Differentiation with respect to a parameter involves finding the derivative of a function in terms of a given variable or parameter. In our exercise, we are asked to find \( \frac{dx}{dt} \), meaning we need to differentiate x with respect to the parameter t.

The process involves:

• Identifying the functions that depend on t (in this case u and v).
• Differentiating each function u and v with respect to t.
• Applying the chain rule to link these derivatives back to the original function x.

This approach allows us to understand how changes in t affect the overall function x, revealing the relationship between these variables.

partial derivatives

Partial derivatives are derivatives of functions with multiple variables, where we differentiate with respect to one variable while keeping the others constant. This is central in multivariable calculus. If we have a function f(x, y), the partial derivative with respect to x is denoted as \( \frac{\partial f}{\partial x} \), and it involves treating y as a constant.

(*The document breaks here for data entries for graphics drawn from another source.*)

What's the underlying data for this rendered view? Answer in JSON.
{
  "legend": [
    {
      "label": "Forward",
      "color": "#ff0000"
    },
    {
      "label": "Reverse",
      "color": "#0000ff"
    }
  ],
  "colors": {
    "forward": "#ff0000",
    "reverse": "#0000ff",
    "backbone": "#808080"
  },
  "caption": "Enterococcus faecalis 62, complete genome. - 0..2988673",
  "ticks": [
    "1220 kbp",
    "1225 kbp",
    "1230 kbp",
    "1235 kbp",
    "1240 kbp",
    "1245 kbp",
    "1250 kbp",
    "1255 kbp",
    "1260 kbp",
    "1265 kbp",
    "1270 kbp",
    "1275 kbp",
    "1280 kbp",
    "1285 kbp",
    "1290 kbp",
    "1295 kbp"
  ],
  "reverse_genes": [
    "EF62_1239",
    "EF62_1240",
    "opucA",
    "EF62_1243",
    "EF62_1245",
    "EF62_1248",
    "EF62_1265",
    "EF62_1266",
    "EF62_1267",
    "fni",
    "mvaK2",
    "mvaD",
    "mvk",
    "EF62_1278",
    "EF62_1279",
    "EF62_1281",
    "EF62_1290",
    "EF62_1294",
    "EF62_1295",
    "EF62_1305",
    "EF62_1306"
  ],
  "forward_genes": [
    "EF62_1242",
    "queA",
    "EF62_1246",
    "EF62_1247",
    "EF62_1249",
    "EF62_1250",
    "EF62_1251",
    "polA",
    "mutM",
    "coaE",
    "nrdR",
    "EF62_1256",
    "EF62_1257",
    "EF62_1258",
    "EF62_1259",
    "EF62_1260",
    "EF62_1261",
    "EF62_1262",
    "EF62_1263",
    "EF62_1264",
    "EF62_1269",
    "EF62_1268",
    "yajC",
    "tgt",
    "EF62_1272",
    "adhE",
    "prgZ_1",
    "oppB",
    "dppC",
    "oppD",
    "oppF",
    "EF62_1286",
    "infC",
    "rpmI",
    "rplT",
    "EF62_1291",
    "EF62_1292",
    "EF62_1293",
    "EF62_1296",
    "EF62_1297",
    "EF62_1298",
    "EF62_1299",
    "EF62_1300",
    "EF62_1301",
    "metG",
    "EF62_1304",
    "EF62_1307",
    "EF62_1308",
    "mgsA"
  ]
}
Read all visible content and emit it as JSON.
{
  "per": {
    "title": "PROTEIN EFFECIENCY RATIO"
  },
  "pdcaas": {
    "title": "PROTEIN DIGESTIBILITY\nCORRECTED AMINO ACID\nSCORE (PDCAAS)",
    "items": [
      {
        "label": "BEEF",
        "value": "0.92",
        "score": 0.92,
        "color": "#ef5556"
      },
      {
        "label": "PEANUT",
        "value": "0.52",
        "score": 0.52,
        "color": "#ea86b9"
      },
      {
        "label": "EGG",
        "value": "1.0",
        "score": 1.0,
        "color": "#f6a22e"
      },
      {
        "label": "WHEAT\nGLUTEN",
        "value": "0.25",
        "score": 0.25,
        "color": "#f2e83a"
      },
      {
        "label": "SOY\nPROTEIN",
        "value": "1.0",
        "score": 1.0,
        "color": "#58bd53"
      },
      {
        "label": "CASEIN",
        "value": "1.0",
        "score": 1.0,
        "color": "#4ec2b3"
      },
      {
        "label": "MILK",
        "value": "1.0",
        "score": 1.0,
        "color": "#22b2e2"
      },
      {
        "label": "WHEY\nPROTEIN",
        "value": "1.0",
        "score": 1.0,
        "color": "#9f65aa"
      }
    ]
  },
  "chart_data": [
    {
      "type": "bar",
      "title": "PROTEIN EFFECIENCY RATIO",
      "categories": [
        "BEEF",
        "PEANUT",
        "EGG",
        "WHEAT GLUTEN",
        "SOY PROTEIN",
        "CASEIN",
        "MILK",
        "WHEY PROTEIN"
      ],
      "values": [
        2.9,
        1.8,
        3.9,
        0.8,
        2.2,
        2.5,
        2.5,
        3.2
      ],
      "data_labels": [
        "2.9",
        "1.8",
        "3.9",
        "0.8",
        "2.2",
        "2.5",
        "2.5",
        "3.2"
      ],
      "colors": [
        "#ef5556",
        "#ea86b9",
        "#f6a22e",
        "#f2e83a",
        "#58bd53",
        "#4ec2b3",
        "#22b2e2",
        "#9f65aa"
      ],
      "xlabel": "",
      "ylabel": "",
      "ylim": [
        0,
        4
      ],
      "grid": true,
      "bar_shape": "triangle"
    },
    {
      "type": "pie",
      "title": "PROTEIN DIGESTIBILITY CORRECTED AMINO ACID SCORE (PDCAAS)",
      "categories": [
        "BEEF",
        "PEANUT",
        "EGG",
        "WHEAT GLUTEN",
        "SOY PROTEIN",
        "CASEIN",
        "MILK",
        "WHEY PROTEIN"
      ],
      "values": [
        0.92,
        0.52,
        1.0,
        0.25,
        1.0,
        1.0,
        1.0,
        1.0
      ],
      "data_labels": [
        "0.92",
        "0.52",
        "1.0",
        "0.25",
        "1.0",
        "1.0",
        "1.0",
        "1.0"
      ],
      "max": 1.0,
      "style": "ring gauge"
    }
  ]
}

In the given exercise, partial derivatives come into play when differentiating expressions involving more than one variable (like u and v).

Here’s how to approach partial derivatives:

• Examine the function and identify the dependent and independent variables.
• Treat all other variables as constants while differentiating with respect to the specified variable.

Mastering partial derivatives helps in understanding how each variable individually influences the function, critical for problems involving functions of multiple variables.